The Caribbean cannot presume that kind of destiny. That’s one way it falls short of having an epic hero….The whole idea of the destiny of the hero is not something that the Caribbean is interested in….It is not because it is powerless that it is not interested. It is because what has evolved in the Caribbean is a society that does not need an epic….I’m saying that if you use those terms of reference for what is contained in an epic, all the requirements for an epic are there. But the idea of one emblematic hero for the Caribbean…is not part of the Caribbean experience. Nor is it the wish of the Caribbean experience, as it was the wish of the British or Roman Empire to have such a figure.
And the final thing that I would say is that any Caribbean writer, simply from the scale of history, the width of the experience of the past, and also the immensity of the real ocean that that writer is on, is immediately undertaking every morning—no matter how small the poem—the equivalent of a quest….If I do not entertain the idea of the poem being called an epic, it is because…to say you have written a poem that makes these people heroic is insulting to them.
ÉDOUARD GLISSANT: I can’t understand why we think of epic in terms of heroic or noble. For me the epic voice is not heroic or noble; I disagree with Derek [Walcott] on this point. Speaking of Western cultures, the greatest epics are based not on victory but on defeat, or on trickery.

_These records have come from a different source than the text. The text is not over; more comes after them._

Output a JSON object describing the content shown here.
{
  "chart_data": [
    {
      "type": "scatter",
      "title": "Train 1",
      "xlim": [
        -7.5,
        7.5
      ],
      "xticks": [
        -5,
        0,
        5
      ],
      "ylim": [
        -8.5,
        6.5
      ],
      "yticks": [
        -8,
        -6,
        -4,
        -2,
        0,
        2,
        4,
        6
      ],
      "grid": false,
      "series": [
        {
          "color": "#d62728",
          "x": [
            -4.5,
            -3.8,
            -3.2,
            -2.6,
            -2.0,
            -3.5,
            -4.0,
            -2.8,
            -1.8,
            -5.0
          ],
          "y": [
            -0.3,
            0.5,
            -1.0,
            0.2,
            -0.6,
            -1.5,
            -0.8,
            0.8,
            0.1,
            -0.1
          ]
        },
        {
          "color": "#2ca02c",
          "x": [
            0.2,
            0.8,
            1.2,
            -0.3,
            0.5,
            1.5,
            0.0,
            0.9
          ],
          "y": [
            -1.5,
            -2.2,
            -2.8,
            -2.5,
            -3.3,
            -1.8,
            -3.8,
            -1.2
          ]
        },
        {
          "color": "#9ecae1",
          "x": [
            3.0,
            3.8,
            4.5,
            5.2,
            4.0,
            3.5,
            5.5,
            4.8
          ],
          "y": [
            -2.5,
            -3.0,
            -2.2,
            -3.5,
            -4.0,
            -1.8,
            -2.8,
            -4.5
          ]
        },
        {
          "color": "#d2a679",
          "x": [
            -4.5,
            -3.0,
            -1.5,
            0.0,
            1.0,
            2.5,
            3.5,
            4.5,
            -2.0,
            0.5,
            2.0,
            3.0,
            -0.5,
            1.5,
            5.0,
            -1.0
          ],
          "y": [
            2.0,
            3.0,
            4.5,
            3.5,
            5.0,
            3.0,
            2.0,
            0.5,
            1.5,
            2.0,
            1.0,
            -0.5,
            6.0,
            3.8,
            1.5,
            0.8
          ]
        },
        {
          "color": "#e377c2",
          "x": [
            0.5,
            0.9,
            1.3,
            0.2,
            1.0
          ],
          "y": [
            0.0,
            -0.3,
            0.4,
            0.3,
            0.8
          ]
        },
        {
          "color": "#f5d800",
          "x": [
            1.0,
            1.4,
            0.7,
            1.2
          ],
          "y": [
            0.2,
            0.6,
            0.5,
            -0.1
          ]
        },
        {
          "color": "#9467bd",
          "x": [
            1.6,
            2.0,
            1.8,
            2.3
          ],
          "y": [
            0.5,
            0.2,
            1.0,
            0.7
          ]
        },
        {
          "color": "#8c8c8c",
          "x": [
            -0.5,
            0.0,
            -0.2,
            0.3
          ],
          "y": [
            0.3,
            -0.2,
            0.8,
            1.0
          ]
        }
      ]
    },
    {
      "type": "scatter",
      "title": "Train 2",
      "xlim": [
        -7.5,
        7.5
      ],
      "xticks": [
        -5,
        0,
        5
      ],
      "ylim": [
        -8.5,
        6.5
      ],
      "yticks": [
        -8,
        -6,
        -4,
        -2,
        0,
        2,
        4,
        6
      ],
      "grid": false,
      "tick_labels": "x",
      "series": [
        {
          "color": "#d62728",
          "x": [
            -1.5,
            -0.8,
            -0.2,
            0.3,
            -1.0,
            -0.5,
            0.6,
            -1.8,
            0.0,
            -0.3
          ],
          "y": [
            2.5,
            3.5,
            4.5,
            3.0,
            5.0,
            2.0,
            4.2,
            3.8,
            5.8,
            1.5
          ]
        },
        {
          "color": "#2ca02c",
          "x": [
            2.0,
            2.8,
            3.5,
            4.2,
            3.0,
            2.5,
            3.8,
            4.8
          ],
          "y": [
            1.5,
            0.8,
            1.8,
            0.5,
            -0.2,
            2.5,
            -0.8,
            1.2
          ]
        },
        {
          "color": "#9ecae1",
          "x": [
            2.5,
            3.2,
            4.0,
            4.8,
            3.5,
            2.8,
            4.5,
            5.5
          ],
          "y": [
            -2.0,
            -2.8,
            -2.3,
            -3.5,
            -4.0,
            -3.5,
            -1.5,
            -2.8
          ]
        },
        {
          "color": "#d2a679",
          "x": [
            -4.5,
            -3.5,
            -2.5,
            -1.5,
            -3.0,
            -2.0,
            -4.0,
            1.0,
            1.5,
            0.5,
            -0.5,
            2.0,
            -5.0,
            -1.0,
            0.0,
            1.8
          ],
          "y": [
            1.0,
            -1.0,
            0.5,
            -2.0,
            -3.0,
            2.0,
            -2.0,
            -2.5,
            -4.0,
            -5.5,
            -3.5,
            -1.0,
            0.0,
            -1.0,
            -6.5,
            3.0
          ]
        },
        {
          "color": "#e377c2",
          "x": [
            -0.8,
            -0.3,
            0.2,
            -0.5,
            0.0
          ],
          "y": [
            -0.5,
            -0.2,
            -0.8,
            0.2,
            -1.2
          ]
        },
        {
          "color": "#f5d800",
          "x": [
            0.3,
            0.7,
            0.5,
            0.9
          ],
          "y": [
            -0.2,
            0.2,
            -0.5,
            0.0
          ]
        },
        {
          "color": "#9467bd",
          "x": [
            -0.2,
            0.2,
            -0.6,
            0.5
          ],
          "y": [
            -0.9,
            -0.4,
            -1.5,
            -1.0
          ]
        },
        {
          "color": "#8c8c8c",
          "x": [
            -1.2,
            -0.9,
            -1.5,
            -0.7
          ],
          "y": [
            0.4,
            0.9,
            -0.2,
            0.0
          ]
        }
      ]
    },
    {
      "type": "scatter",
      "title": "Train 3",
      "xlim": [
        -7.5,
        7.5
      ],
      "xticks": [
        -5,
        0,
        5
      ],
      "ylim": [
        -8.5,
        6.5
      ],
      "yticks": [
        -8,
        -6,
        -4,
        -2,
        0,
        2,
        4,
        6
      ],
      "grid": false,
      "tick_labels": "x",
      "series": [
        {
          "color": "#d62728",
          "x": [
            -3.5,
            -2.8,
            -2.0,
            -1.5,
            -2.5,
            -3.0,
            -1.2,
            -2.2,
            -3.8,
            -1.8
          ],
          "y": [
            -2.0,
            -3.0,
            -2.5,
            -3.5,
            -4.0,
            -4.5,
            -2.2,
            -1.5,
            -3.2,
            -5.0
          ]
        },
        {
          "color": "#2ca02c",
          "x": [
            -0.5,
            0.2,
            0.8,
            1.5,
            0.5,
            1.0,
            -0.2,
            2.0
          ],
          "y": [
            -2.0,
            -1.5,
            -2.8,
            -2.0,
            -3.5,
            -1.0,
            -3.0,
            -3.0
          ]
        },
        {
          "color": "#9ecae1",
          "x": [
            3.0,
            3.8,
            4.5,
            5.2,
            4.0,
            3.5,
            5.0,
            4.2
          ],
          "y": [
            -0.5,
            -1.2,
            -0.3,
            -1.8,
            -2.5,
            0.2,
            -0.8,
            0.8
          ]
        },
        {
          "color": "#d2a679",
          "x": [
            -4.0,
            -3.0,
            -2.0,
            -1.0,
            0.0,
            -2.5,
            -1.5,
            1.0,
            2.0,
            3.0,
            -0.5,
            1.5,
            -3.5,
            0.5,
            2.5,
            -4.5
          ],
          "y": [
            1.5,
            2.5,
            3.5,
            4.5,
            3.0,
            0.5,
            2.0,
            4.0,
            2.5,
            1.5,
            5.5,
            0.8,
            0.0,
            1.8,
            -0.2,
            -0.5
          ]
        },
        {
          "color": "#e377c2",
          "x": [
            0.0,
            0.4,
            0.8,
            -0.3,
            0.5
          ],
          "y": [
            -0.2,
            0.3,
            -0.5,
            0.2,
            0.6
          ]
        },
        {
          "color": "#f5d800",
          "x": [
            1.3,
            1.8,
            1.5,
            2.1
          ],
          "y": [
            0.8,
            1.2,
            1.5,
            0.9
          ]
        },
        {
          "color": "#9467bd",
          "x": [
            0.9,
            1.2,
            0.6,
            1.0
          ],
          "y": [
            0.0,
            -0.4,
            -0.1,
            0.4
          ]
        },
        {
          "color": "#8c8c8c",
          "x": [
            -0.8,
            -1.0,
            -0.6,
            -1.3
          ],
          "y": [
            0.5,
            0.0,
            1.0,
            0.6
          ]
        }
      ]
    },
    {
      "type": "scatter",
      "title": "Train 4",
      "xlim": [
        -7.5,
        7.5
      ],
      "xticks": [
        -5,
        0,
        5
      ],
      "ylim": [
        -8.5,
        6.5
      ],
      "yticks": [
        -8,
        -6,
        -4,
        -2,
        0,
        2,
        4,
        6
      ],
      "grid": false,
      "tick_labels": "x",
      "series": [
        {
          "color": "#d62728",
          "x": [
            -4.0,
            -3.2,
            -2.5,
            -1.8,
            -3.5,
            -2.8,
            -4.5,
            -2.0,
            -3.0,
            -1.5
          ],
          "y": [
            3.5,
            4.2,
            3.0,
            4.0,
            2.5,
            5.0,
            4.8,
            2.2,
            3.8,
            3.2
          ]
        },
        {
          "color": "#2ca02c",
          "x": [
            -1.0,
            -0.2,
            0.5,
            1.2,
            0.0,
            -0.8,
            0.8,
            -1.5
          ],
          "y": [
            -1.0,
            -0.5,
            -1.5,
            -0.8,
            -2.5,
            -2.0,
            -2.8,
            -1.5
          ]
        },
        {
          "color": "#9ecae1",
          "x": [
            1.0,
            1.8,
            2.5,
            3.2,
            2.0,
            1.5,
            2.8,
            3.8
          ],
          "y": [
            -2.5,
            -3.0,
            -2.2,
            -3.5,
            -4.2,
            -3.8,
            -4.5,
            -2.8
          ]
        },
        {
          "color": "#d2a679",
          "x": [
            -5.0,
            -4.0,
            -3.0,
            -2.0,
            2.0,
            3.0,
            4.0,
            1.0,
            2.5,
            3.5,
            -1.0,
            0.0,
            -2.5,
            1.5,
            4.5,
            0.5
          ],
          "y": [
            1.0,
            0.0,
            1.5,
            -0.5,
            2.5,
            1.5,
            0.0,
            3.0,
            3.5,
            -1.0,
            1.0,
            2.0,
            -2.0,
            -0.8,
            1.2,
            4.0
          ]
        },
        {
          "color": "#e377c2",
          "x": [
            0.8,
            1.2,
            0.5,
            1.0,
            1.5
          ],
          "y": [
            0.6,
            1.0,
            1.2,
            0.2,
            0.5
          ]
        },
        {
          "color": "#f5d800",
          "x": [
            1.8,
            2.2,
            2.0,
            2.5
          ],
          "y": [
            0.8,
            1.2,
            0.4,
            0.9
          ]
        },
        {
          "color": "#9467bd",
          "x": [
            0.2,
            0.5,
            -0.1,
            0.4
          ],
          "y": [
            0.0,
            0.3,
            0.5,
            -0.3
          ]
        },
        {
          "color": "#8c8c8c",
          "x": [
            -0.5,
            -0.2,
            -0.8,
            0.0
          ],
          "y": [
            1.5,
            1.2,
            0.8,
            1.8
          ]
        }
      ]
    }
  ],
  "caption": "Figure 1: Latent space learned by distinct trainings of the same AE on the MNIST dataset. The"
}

The Greek epic turned on trickery, not on victory. La Chanson de Roland is a defeat. They were defeated by the Arabs and they made an epic poem of it. The sagas, the Icelandic sagas, are always recounting death and destruction and defeat. That is why I said that epic is fundamentally errantry and not dogmatism. I can’t imagine epic as victory. And think about the Civil War in the States. Who created the epic from this war? The vanquished, the people from the South. Real epic like Faulkner or false epic like Gone With the Wind. The people who won the war didn’t need the epic, because they won.
Édouard Glissant was the author of eight novels, nine volumes of poetry, one play, and 15 collections of essays. His writing is known for its complex reflections on colonialism, slavery, racism, and cultural diversity. In 1992, Glissant was short-listed for the Nobel Prize for Literature.
Derek Walcott was an Obie Award–winning playwright and the author of numerous collections of poetry, including his epic poem Omeros. In 1992, Walcott won the Nobel Prize for Literature.